O ciclo positivo começa com um pequeno grupo de fundadores muito competentes e inovadores que conseguem colocar um produto diferenciado e superior no mercado. O produto faz sucesso, gera resultado. O resultado vira recursos que são reinvestidos no negócio para crescer. Este ciclo se autoalimenta positivamente durante um tempo. O sucesso gera resultado, que gera investimento, que gera mais diferenciação, mais crescimento e mais resultado que gera mais, mais, mais…
O problema é que, depois de algum tempo, o negócio começa a ganhar tamanho e complexidade. Isso demanda cada vez mais atenção, gestão e controle dos fundadores. A entrada de sócios e outros colaboradores, com valores e perfis diferentes, também influenciam no andamento da empresa. O distanciamento dos fundadores e as mudanças na empresa e no mercado acabam minando a capacidade de fazer produtos diferenciados e superiores. Isso leva a perda de diferenciação e consequente queda na participação de mercado, receita e resultado.
Se os fundadores tentam se manter na operação eles acabam tirando a autonomia e agilidade dos gestores de linha na tomada de decisão. Ao mesmo tempo, a participação na operação tira o tempo da alta administração dos assuntos estratégicos e de gestão do negócio.
A combinação de perda da diferenciação com um papel mal definido da alta administração leva ao declínio de resultados e presença de mercado. O problema é que nesse ponto o tamanho e custo da empresa não conseguem ser mantidos com uma receita em declínio. O resultado é o colapso aparentemente inexplicável de uma empresa que parecia ser destinada ao sucesso. ⠀
O grande diferencial das empresas que sobrevivem ao ciclo de crescimento é a capacidade dos fundadores de multiplicarem a cultura e valores empresariais e formarem uma equipe que continue o seu bom trabalho. A continuidade não se dá pela repetição do passado. Para a sobrevivência ao longo do tempo é necessário preservar os valores que sedimentam o negócio e adotar o aprendizado contínuo e inovação para liderar ou se adaptar às mudanças.

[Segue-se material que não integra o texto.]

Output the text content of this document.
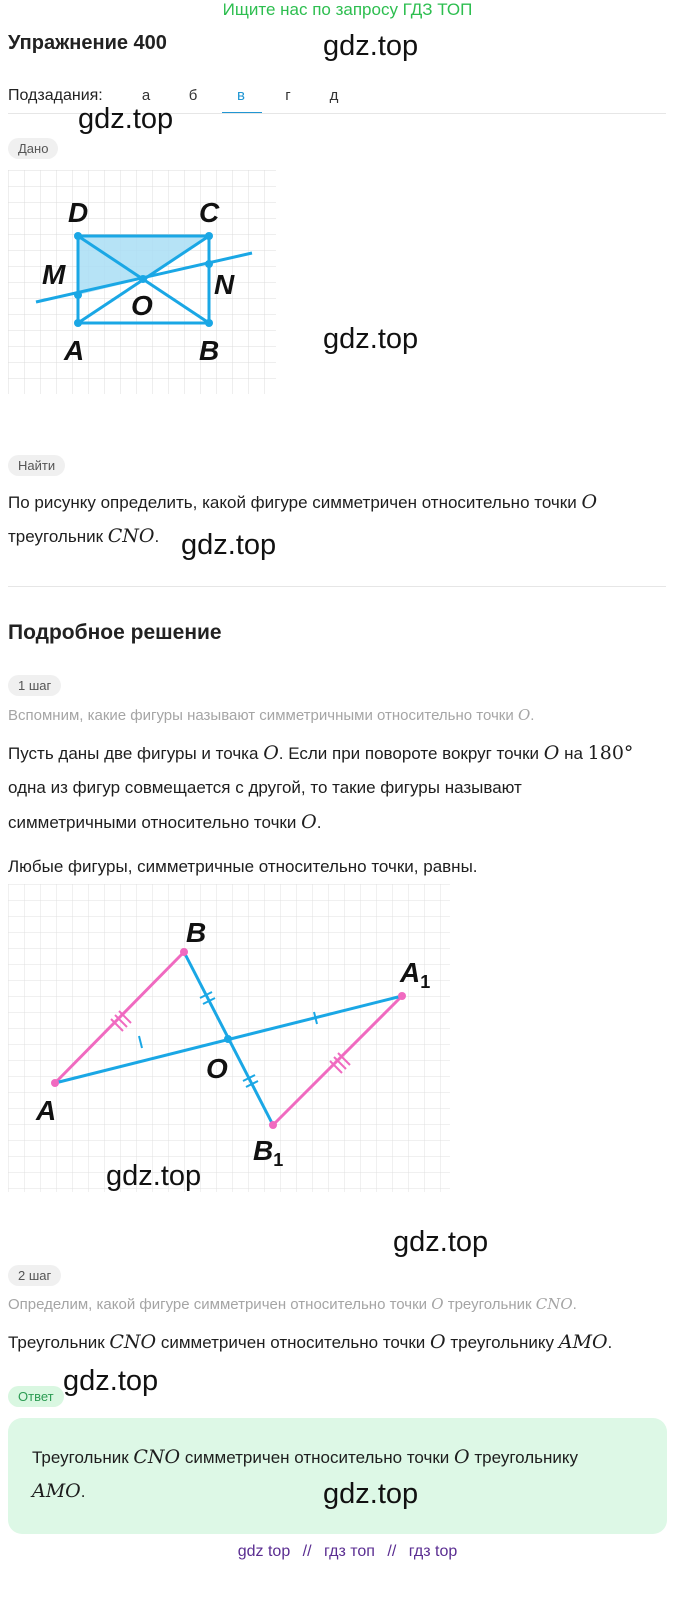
Ищите нас по запросу ГДЗ ТОП
Упражнение 400	gdz.top
Подзадания:	а	б	в	г	д
gdz.top
Дано
D	C
M	N
O
A	B	gdz.top
Найти
По рисунку определить, какой фигуре симметричен относительно точки O
треугольник CNO. gdz.top
Подробное решение
1 шаг
Вспомним, какие фигуры называют симметричными относительно точки O.
Пусть даны две фигуры и точка O. Если при повороте вокруг точки O на 180°
одна из фигур совмещается с другой, то такие фигуры называют
симметричными относительно точки O.
Любые фигуры, симметричные относительно точки, равны.
B
$A_1$
O
A
$B_1$
gdz.top
gdz.top
2 шаг
Определим, какой фигуре симметричен относительно точки O треугольник CNO.
Треугольник CNO симметричен относительно точки O треугольнику AMO.
Ответ gdz.top
Треугольник CNO симметричен относительно точки O треугольнику
AMO.	gdz.top
gdz top // гдз топ // гдз top
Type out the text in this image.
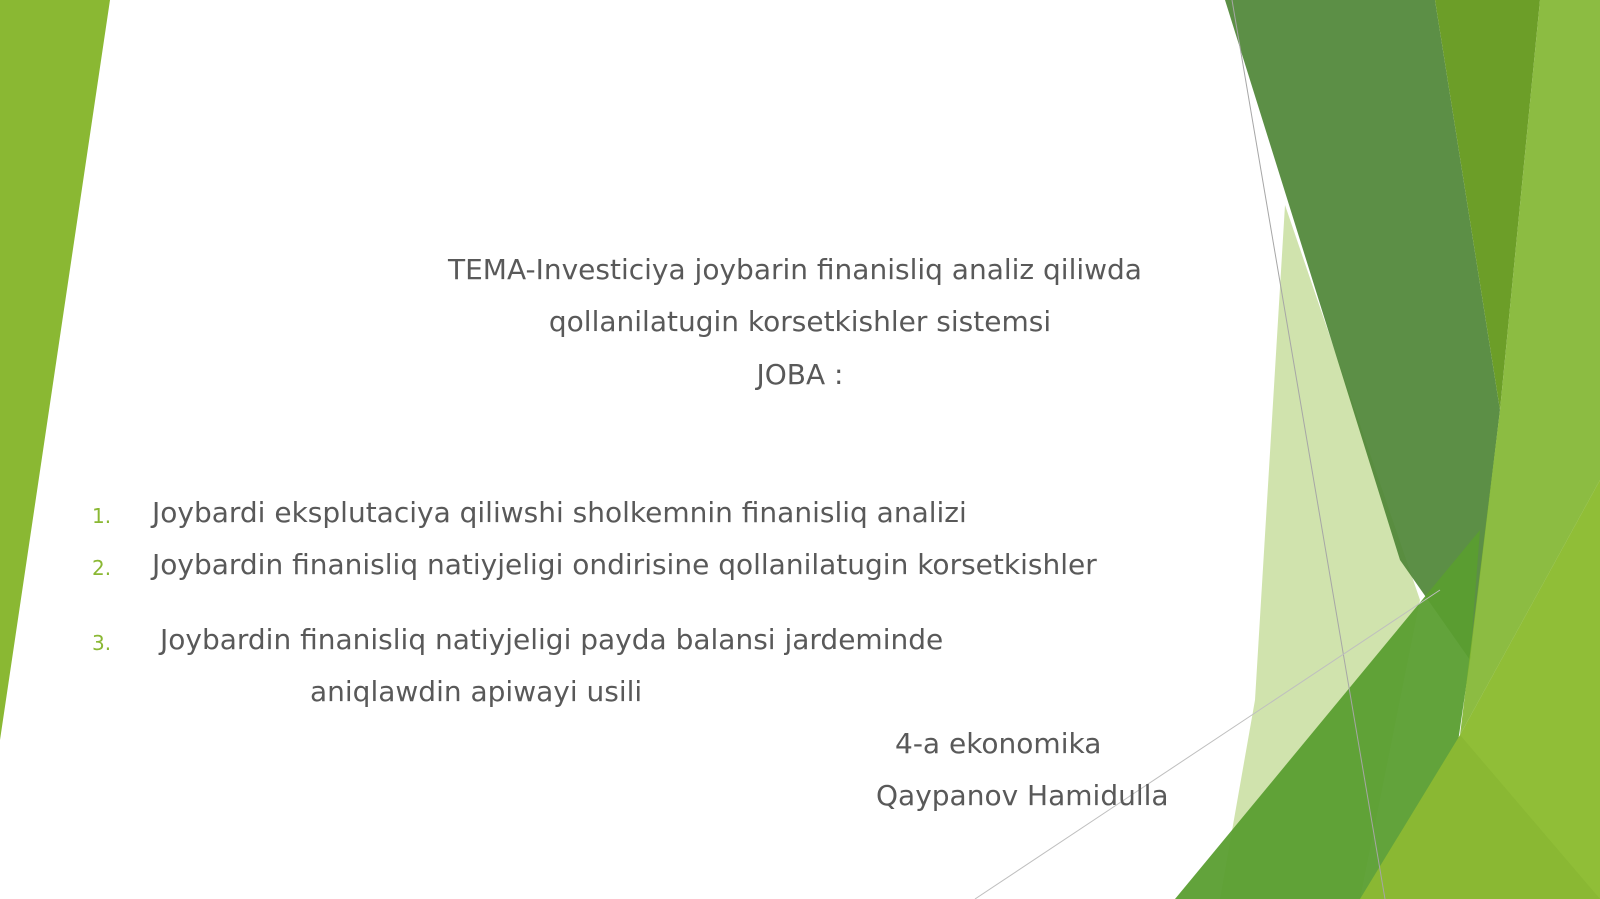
TEMA-Investiciya joybarin finanisliq analiz qiliwda
qollanilatugin korsetkishler sistemsi
JOBA :
1. Joybardi eksplutaciya qiliwshi sholkemnin finanisliq analizi
2. Joybardin finanisliq natiyjeligi ondirisine qollanilatugin korsetkishler
3. Joybardin finanisliq natiyjeligi payda balansi jardeminde
aniqlawdin apiwayi usili
4-a ekonomika
Qaypanov Hamidulla
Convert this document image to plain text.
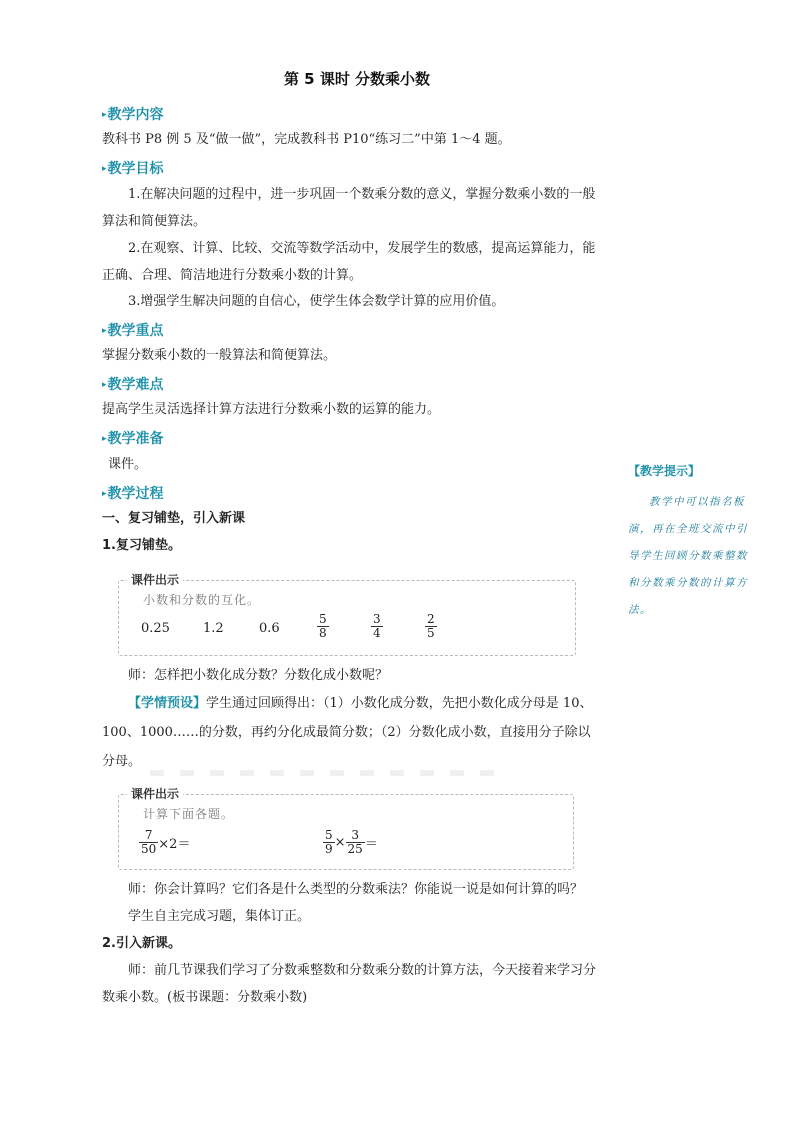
第 5 课时 分数乘小数
▸教学内容
教科书 P8 例 5 及“做一做”，完成教科书 P10“练习二”中第 1～4 题。
▸教学目标
1.在解决问题的过程中，进一步巩固一个数乘分数的意义，掌握分数乘小数的一般算法和简便算法。
2.在观察、计算、比较、交流等数学活动中，发展学生的数感，提高运算能力，能正确、合理、简洁地进行分数乘小数的计算。
3.增强学生解决问题的自信心，使学生体会数学计算的应用价值。
▸教学重点
掌握分数乘小数的一般算法和简便算法。
▸教学难点
提高学生灵活选择计算方法进行分数乘小数的运算的能力。
▸教学准备
课件。
▸教学过程
一、复习铺垫，引入新课
1.复习铺垫。
课件出示
小数和分数的互化。
0.25	1.2	0.6
5
8
3
4
2
5
师：怎样把小数化成分数？分数化成小数呢？
【学情预设】学生通过回顾得出：（1）小数化成分数，先把小数化成分母是 10、100、1000……的分数，再约分化成最简分数；（2）分数化成小数，直接用分子除以分母。
课件出示
计算下面各题。
$\frac{7}{50} \times 2=$	$\frac{5}{9} \times \frac{3}{25}$ ＝
师：你会计算吗？它们各是什么类型的分数乘法？你能说一说是如何计算的吗？
学生自主完成习题，集体订正。
2.引入新课。
师：前几节课我们学习了分数乘整数和分数乘分数的计算方法，今天接着来学习分数乘小数。(板书课题：分数乘小数)
【教学提示】
教学中可以指名板演，再在全班交流中引导学生回顾分数乘整数和分数乘分数的计算方法。
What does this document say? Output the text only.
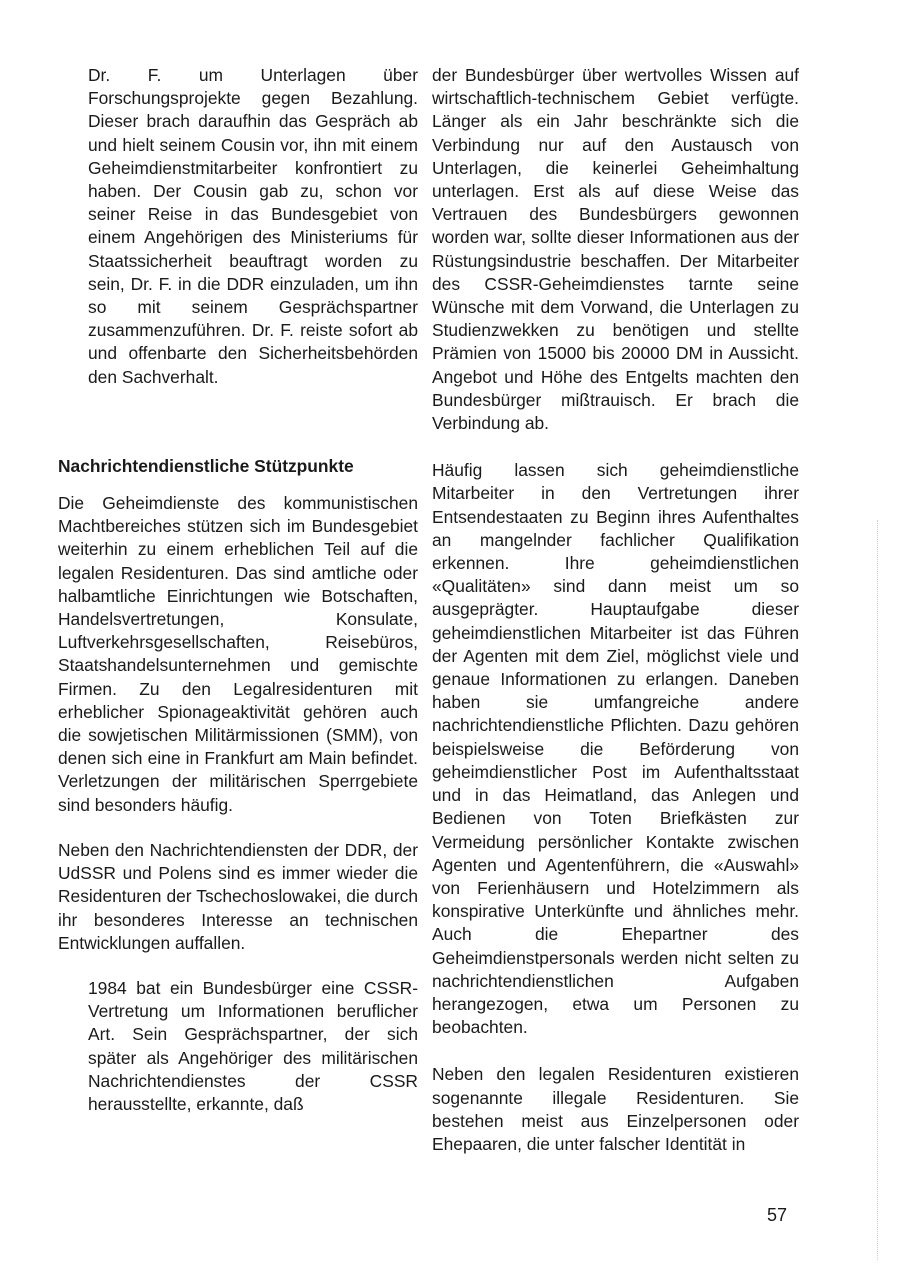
Dr. F. um Unterlagen über Forschungsprojekte gegen Bezahlung. Dieser brach daraufhin das Gespräch ab und hielt seinem Cousin vor, ihn mit einem Geheimdienstmitarbeiter konfrontiert zu haben. Der Cousin gab zu, schon vor seiner Reise in das Bundesgebiet von einem Angehörigen des Ministeriums für Staatssicherheit beauftragt worden zu sein, Dr. F. in die DDR einzuladen, um ihn so mit seinem Gesprächspartner zusammenzuführen. Dr. F. reiste sofort ab und offenbarte den Sicherheitsbehörden den Sachverhalt.

Nachrichtendienstliche Stützpunkte

Die Geheimdienste des kommunistischen Machtbereiches stützen sich im Bundesgebiet weiterhin zu einem erheblichen Teil auf die legalen Residenturen. Das sind amtliche oder halbamtliche Einrichtungen wie Botschaften, Handelsvertretungen, Konsulate, Luftverkehrsgesellschaften, Reisebüros, Staatshandelsunternehmen und gemischte Firmen. Zu den Legalresidenturen mit erheblicher Spionageaktivität gehören auch die sowjetischen Militärmissionen (SMM), von denen sich eine in Frankfurt am Main befindet. Verletzungen der militärischen Sperrgebiete sind besonders häufig.

Neben den Nachrichtendiensten der DDR, der UdSSR und Polens sind es immer wieder die Residenturen der Tschechoslowakei, die durch ihr besonderes Interesse an technischen Entwicklungen auffallen.

1984 bat ein Bundesbürger eine CSSR-Vertretung um Informationen beruflicher Art. Sein Gesprächspartner, der sich später als Angehöriger des militärischen Nachrichtendienstes der CSSR herausstellte, erkannte, daß

der Bundesbürger über wertvolles Wissen auf wirtschaftlich-technischem Gebiet verfügte. Länger als ein Jahr beschränkte sich die Verbindung nur auf den Austausch von Unterlagen, die keinerlei Geheimhaltung unterlagen. Erst als auf diese Weise das Vertrauen des Bundesbürgers gewonnen worden war, sollte dieser Informationen aus der Rüstungsindustrie beschaffen. Der Mitarbeiter des CSSR-Geheimdienstes tarnte seine Wünsche mit dem Vorwand, die Unterlagen zu Studienzwekken zu benötigen und stellte Prämien von 15000 bis 20000 DM in Aussicht. Angebot und Höhe des Entgelts machten den Bundesbürger mißtrauisch. Er brach die Verbindung ab.

Häufig lassen sich geheimdienstliche Mitarbeiter in den Vertretungen ihrer Entsendestaaten zu Beginn ihres Aufenthaltes an mangelnder fachlicher Qualifikation erkennen. Ihre geheimdienstlichen «Qualitäten» sind dann meist um so ausgeprägter. Hauptaufgabe dieser geheimdienstlichen Mitarbeiter ist das Führen der Agenten mit dem Ziel, möglichst viele und genaue Informationen zu erlangen. Daneben haben sie umfangreiche andere nachrichtendienstliche Pflichten. Dazu gehören beispielsweise die Beförderung von geheimdienstlicher Post im Aufenthaltsstaat und in das Heimatland, das Anlegen und Bedienen von Toten Briefkästen zur Vermeidung persönlicher Kontakte zwischen Agenten und Agentenführern, die «Auswahl» von Ferienhäusern und Hotelzimmern als konspirative Unterkünfte und ähnliches mehr. Auch die Ehepartner des Geheimdienstpersonals werden nicht selten zu nachrichtendienstlichen Aufgaben herangezogen, etwa um Personen zu beobachten.

Neben den legalen Residenturen existieren sogenannte illegale Residenturen. Sie bestehen meist aus Einzelpersonen oder Ehepaaren, die unter falscher Identität in

57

O ciclo de declínio não está limitado apenas às novas empresas que crescem rápido. Empresas consolidadas e com sucesso há décadas também podem mergulhar no ciclo negativo. Isso ocorre quando o negócio não consegue se adaptar às mudanças de mercado, tecnologia, regulamentação ou sociais. Mudanças drásticas no cenário competitivo podem levar uma empresa estabelecida a retornar à condição de nova no mercado. Talvez o exemplo mais claro dessa condição trágica seja a Kodak.

Infelizmente é comum ver fundadores que querem continuar a se comportar numa grande empresa com se ela ainda fosse um pequeno negócio. Eles atuam de forma centralizadora e não dedicam a atenção devida às novas demandas do mercado e do negócio.
Para evitar o ciclo negativo descrito acima, uma das responsabilidades principais da alta administração deve ser a de formar líderes e sucessores e propagar os valores, princípios e competências que fazem a empresa única e diferenciada.
Um ponto adicional para você refletir. Estes dois ciclos positivos e negativos existem só na vida das empresas ou acontecem na vida profissional de uma pessoa também? Um profissional pode ter ascensão na carreira e entrar em declínio devido ao próprio sucesso?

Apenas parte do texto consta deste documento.